* Rio has 5-6 name shortlist for Iron Ore of Canada stake
* Values stake at between $3.5 bln and $4 bln
* Rio focusing on key assets, selling non-core ops
* Appointed advisers to sell stake three months ago
By Jackie Range and Anjuli Davies
SYDNEY/LONDON, June 3 (Reuters) - Mining group Rio Tinto Plc has drawn up a shortlist of half a dozen suitors for its majority stake in Canada’s largest iron ore producer, sources with knowledge of the situation said on Monday.
Rio values Iron Ore Co of Canada (IOC) at around $8 billion and is seeking between $3.5 billion and $4 billion for its stake, one of the sources said - roughly double industry estimates when the asset was earmarked for sale earlier this year.
Like some rivals, Rio has promised to focus on its key assets and sell non-core operations as it wrestles with a $19 billion debt burden, sluggish demand and weaker prices.
But a dearth of serious suitors and poor offer prices have restricted disposals - factors which could still hamper the sale of Rio’s 59 percent holding in IOC, even with suitors circling.
“The biggest issue is whether Rio is going to get its reserve price,” the source said.

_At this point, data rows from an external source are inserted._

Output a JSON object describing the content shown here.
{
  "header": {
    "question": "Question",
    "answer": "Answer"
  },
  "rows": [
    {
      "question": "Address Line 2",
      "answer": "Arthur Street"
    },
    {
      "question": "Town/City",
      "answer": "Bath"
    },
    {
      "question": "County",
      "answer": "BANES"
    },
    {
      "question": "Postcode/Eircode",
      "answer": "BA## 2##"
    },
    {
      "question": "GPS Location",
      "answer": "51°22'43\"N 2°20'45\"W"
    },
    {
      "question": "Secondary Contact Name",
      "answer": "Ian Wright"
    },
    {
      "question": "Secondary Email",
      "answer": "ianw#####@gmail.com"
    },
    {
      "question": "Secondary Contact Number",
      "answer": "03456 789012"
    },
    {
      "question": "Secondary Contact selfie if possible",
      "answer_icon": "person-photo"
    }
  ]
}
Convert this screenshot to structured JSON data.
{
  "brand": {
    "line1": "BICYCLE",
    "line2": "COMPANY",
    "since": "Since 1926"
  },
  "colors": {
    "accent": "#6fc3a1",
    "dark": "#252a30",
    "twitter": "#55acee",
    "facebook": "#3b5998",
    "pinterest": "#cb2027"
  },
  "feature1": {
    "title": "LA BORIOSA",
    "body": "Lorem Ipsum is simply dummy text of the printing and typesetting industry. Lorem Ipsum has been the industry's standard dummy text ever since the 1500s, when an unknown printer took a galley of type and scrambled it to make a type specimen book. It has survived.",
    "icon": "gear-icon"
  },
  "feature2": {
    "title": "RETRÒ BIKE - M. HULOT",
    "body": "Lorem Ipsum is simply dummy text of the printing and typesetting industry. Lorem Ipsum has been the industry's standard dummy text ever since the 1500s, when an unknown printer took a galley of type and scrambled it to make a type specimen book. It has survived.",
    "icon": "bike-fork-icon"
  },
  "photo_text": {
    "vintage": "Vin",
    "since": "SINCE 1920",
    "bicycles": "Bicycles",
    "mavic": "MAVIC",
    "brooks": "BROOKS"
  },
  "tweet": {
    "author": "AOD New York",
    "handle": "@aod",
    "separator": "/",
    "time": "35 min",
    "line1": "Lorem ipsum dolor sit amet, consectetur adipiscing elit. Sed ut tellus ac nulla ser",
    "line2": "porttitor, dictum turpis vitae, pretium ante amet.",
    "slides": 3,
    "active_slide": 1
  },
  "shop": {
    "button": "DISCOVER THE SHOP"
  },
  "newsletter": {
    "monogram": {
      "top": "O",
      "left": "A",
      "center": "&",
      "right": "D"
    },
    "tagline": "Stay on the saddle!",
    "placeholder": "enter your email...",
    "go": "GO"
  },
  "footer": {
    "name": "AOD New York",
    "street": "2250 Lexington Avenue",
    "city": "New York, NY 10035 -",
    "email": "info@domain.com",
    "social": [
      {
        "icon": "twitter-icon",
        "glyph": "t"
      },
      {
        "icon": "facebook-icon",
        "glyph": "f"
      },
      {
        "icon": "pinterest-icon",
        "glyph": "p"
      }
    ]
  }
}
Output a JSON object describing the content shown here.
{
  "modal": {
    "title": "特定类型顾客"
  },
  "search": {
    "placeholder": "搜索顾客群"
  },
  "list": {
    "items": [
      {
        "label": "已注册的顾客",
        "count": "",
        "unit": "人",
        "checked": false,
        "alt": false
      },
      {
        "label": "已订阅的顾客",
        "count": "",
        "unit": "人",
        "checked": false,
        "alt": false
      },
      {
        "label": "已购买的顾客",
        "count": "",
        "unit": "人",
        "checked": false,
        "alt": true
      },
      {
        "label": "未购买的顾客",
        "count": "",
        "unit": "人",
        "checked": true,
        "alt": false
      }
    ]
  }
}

Rio appointed advisers three months ago to sell the stake, adding to a string of assets on the block, including diamonds and aluminium. In iron ore, its push to refocus has meant concentrating on Australia’s Pilbara region, where it has lower costs and higher grades.
The two sources said that after receiving 13 to 15 initial bids last month, the shortlist had been whittled down to five or six. One of the sources said it was unclear when binding bids were due, as Rio was still seeking additional interest in coming weeks from buyers including some of China’s largest players, so far absent.
While iron ore assets up for sale are plentiful at a time of escalating costs and uncertain economic prospects, most are early-stage projects with high infrastructure costs and associated risks. IOC, however, has been producing since 1954.
Suitors involved in the process include private equity fund Blackstone Group LP and miner and trader Glencore Xstrata Plc, two separate sources with knowledge of the matter said, though the latter is seen embroiled in the integration of Xstrata, a transformational deal that closed only last month.
Canada’s largest diversified miner Teck Resources Ltd was also originally seen as a likely bidder, having long said adding iron ore to a portfolio that produces over 24 million tonnes of metallurgical coal a year would give it more leverage with steelmakers. It also favours assets in production.
But one of the sources said Teck had cooled in its appetite for acquisitions. The company in April played down the likelihood of its involvement in any major deal as “grossly overblown” and said it would remained disciplined as it comes under pressure from sagging coal and copper prices.
Rio’s move to sell its IOC stake follows steelmaker ArcelorMittal SA’s sale of a 15 percent stake in one of its iron ore operations in Canada, raising $1.1 billion to help pay off debt. Arcelor sold the stake to a consortium including South Korean steelmaker POSCO.
That deal also effectively precluded the involvement of POSCO, a spokeswoman for the steelmaker said. Other Asian suitors could include Essar Steel and Tata, India’s largest steelmaker by market value, the sources said, though at least one source questioned Essar’s interest.
IOC is a leading supplier of iron ore pellets and concentrates. It also owns and operates the Quebec North Shore & Labrador (QNS&L) rail line to its shipping terminal and deep water port in Sept-Îles, Quebec.
Shares in IOC not owned by Rio are held by Japan’s Mitsubishi Corp, which has a 26 percent stake, and Labrador Iron Ore Royalty Income Corp.
Spokesmen for Rio, Blackstone, Glencore and Essar declined to comment. Tata had no immediate comment.